Penurunan terbesar harapan hidup dialami laki-laki ketimbang perempuan di sebagian besar negara.

Dari 29 negara yang diteliti, orang-orang di 27 negara di antaranya mengalami penurunan harapan hidup.

New York akan kerahkan Garda Nasional bantu rumah sakit

Gubernur New York Kathy Hochul berencana mempekerjakan Garda Nasional dan petugas medis dari negara bagian lain untuk mengatasi kekurangan staf rumah sakit.

Langkah itu diambil karena masih ada puluhan ribu petugas medis di New York yang belum menjalani wajib vaksinasi hingga tenggat pada Senin.

Sekitar 70.000 atau 16 persen dari 450.000 staf rumah sakit di negara bagian itu belum divaksinasi penuh, kata kantor gubernur.

Dalam pernyataan pada Sabtu (25/9), Hochul akan menetapkan status darurat agar dapat mempekerjakan staf medis profesional dari negara bagian lain atau negara lain, juga pensiunan perawat.

Anggota Garda Nasional yang sudah diberi pelatihan medis juga akan dikerahkan untuk membantu rumah sakit dan fasilitas kesehatan lainnya.


Baca juga: WHO anjurkan koktail antibodi COVID-19 bagi pasien berisiko tinggi


Ilmuwan petakan tempat antibodi melekat di paku virus corona

Sebuah "peta antibodi" COVID-19 disusun untuk membantu peneliti mengenali antibodi yang mampu menetralisasi corona bahkan setelah virus itu bermutasi, kata laporan di majalah Science pada Kamis (23/9).

Dengan menggunakan ratusan antibodi penyintas COVID-19 dari seluruh dunia, sebuah tim peneliti global memetakan secara akurat tempat setiap antibodi mengikat pada paku protein di permukaan virus.

Paku protein digunakan virus untuk masuk ke dalam sel dan menularinya.

Tim peneliti itu mencari --dan berhasil menemukan-- antibodi yang menarget bagian tertentu pada paku protein yang sangat penting dalam siklus hidup virus.
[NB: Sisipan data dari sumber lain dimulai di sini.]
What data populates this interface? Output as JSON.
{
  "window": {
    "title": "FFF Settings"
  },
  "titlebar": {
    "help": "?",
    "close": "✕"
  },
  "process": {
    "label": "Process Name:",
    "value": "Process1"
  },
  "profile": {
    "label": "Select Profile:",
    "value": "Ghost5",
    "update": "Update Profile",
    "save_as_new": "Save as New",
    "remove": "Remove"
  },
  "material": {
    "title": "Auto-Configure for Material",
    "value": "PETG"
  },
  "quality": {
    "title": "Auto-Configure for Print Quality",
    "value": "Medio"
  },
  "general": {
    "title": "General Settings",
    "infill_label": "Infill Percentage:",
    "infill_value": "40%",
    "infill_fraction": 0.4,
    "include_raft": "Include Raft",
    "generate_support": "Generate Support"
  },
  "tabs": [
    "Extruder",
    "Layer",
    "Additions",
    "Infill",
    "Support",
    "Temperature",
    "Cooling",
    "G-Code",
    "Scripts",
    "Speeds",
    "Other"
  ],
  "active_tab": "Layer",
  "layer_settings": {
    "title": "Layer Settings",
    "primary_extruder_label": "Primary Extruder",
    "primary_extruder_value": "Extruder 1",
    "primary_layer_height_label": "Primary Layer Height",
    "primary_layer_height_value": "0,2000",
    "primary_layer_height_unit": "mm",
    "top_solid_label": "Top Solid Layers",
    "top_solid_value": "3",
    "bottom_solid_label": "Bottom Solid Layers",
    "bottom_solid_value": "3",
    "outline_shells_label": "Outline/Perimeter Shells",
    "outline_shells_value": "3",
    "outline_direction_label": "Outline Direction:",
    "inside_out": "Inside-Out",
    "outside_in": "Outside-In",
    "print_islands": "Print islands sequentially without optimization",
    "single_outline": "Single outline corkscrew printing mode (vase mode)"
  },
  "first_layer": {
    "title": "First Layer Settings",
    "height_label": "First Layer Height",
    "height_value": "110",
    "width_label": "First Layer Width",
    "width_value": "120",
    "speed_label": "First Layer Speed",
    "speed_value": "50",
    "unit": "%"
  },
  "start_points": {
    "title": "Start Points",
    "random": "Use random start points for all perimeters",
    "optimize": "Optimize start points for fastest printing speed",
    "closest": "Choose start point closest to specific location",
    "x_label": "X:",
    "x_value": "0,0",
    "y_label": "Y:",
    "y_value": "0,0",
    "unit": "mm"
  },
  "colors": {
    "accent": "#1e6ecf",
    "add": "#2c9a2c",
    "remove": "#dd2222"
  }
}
Tanpa bagian itu, virus tak dapat berfungsi.

Bagian dari paku protein itu kemungkinan tetap menjadi sasaran vaksin atau pengobatan, bahkan jika virus telah bermutasi.

"Kalau kita membuat campuran antibodi, kita ingin setidaknya salah satu antibodi ada di sana karena antibodi-antibodi itu kemungkinan dapat mempertahankan efikasi melawan banyak varian," kata Kathryn Hastie dari Institut Imunologi La Jolla di California, salah satu penulis laporan itu. 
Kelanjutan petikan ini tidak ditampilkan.